Теперь, по прошествии времени, я уж куда спокойней перебираю в памяти
эти минувшие события моей жизни.
Но тогда, в те дни, даже страшно вспомнить, что со мной делалось. И что
со мной делали.
Сперва задушевный разговор с директором училища. Потом педсовет. Потом
комсомольское собрание.
Ведь уже в очередной понедельник Мария Леонтьевна все обнаружила своим
ларингоскопом, как она любит выражаться: "Мне в этом зеркальце все
прекрасно видно". А тут еще кто-то из наших интернатских (уж это, прямо
скажем, свинство) наябедничал Владимиру Константиновичу, что я обзавелся
заграничным костюмом, нейлоновой сорочкой и галстуком "линкольн". А няньки,
как выяснилось, доложили начальству, что Прохоров тогда-то и тогда-то
пропадал до поздней ночи.
Отпираться я не стал. Я и так был убит -- чего уж убитому отпираться! Я
был совершенно убит.
Я сидел на уроке музыкальной литературы, заслоня лицо ладонями с обеих
сторон, и слушал, что рассказывает учительница. Вернее, делал вид, что
слушаю.
Мне было до крайности обидно. Вчера на собрании все наши ребята
голосовали за строгий выговор с занесением. И Витюха Титаренко, и Марат
Алиев, и все остальные (кроме Гошки Вяземского -- он нарочно смылся с
собрания). Не то, чтобы я обиделся на это единогласие. Что ж, виноват,
каюсь -- наказывайте, воздавайте сполна, на всю катушку. Хотя можно бы,
конечно, и без занесения.
Но почему никто не взял в расчет, что я и так уже покаран самой тяжкой
карой -- лишился голоса? Выговор, ну, тот еще можно со временем снять.
Заслужить прощение. Вернуть доверие. А вот голоса мне уж не вернуть.
Никогда... Я лежу, сраженный наповал, бездыханный, безголосый. Лежу, И уж
Витюхе Титаренко, поскольку он мастер спорта, следовало бы знать, что
лежачего не бьют. А он... Ну, ладно.
Я рассеянно, вполуха внимал тому, что рассказывала преподавательница
музыкальной литературы. Рассказывала она о Бахе.
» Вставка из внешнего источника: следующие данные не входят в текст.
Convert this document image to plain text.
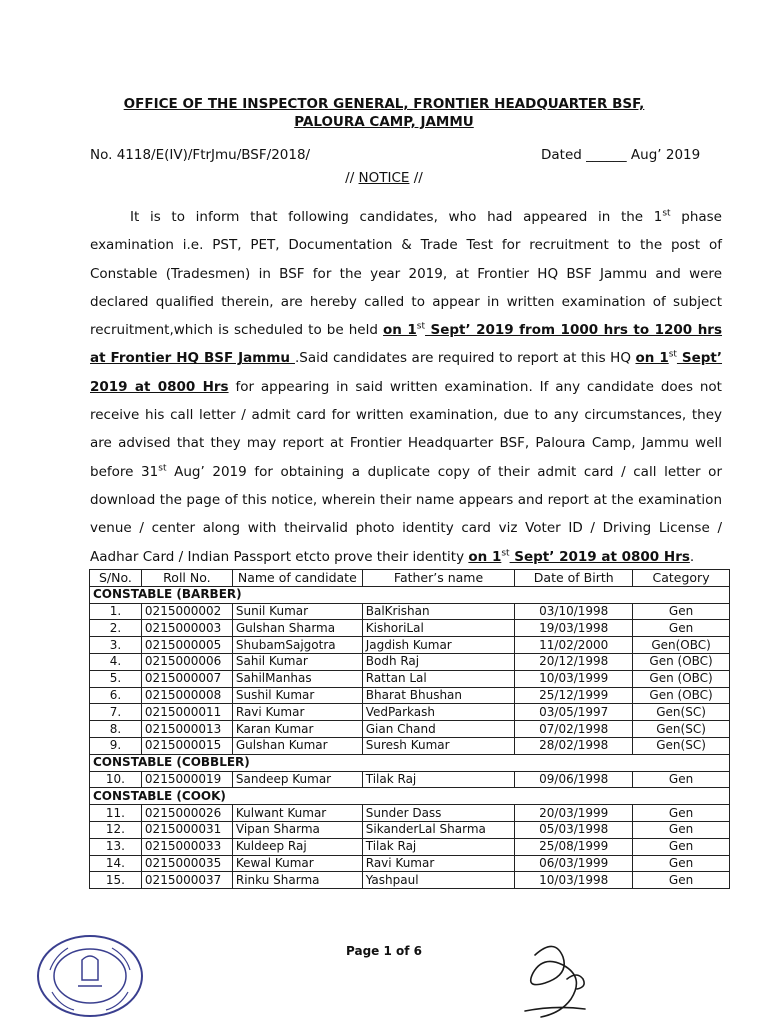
OFFICE OF THE INSPECTOR GENERAL, FRONTIER HEADQUARTER BSF,
PALOURA CAMP, JAMMU
No. 4118/E(IV)/FtrJmu/BSF/2018/	Dated ______ Aug’ 2019
// NOTICE //
It is to inform that following candidates, who had appeared in the 1st phase examination i.e. PST, PET, Documentation & Trade Test for recruitment to the post of Constable (Tradesmen) in BSF for the year 2019, at Frontier HQ BSF Jammu and were declared qualified therein, are hereby called to appear in written examination of subject recruitment,which is scheduled to be held on 1st Sept’ 2019 from 1000 hrs to 1200 hrs at Frontier HQ BSF Jammu .Said candidates are required to report at this HQ on 1st Sept’ 2019 at 0800 Hrs for appearing in said written examination. If any candidate does not receive his call letter / admit card for written examination, due to any circumstances, they are advised that they may report at Frontier Headquarter BSF, Paloura Camp, Jammu well before 31st Aug’ 2019 for obtaining a duplicate copy of their admit card / call letter or download the page of this notice, wherein their name appears and report at the examination venue / center along with theirvalid photo identity card viz Voter ID / Driving License / Aadhar Card / Indian Passport etcto prove their identity on 1st Sept’ 2019 at 0800 Hrs.
S/No.	Roll No.	Name of candidate	Father’s name	Date of Birth	Category
CONSTABLE (BARBER)					
1.	0215000002	Sunil Kumar	BalKrishan	03/10/1998	Gen
2.	0215000003	Gulshan Sharma	KishoriLal	19/03/1998	Gen
3.	0215000005	ShubamSajgotra	Jagdish Kumar	11/02/2000	Gen(OBC)
4.	0215000006	Sahil Kumar	Bodh Raj	20/12/1998	Gen (OBC)
5.	0215000007	SahilManhas	Rattan Lal	10/03/1999	Gen (OBC)
6.	0215000008	Sushil Kumar	Bharat Bhushan	25/12/1999	Gen (OBC)
7.	0215000011	Ravi Kumar	VedParkash	03/05/1997	Gen(SC)
8.	0215000013	Karan Kumar	Gian Chand	07/02/1998	Gen(SC)
9.	0215000015	Gulshan Kumar	Suresh Kumar	28/02/1998	Gen(SC)
CONSTABLE (COBBLER)					
10.	0215000019	Sandeep Kumar	Tilak Raj	09/06/1998	Gen
CONSTABLE (COOK)					
11.	0215000026	Kulwant Kumar	Sunder Dass	20/03/1999	Gen
12.	0215000031	Vipan Sharma	SikanderLal Sharma	05/03/1998	Gen
13.	0215000033	Kuldeep Raj	Tilak Raj	25/08/1999	Gen
14.	0215000035	Kewal Kumar	Ravi Kumar	06/03/1999	Gen
15.	0215000037	Rinku Sharma	Yashpaul	10/03/1998	Gen
Page 1 of 6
Я покосился на стену. Как раз в нашем классе висел на стене портрет
Иоганна Себастьяна Баха. Он в расстегнутом камзоле с бронзовыми пуговицами
на обшлагах, в расстегнутой жилетке -- дородный такой и важный. Брови
нахмурены, глаза строги. Пышный белый парик венчает голову. В руке нотный
лист, а что там -- "Бранденбургский концерт", или знаменитая ре-минорная
Токатта, или "Страсти по Матфею" -- не разобрать...
Великий, недосягаемый Бах.
Я на своем веку много играл Баха, Когда совсем маленьким был, играл его
забавную "Волынку" и грустный Менуэт. Позже -- баховские инвенции. Потом --
"Хорошо темперированный клавир": прелюдия и фуга, прелюдия и фуга,
тональность за тональностью, страница за страницей...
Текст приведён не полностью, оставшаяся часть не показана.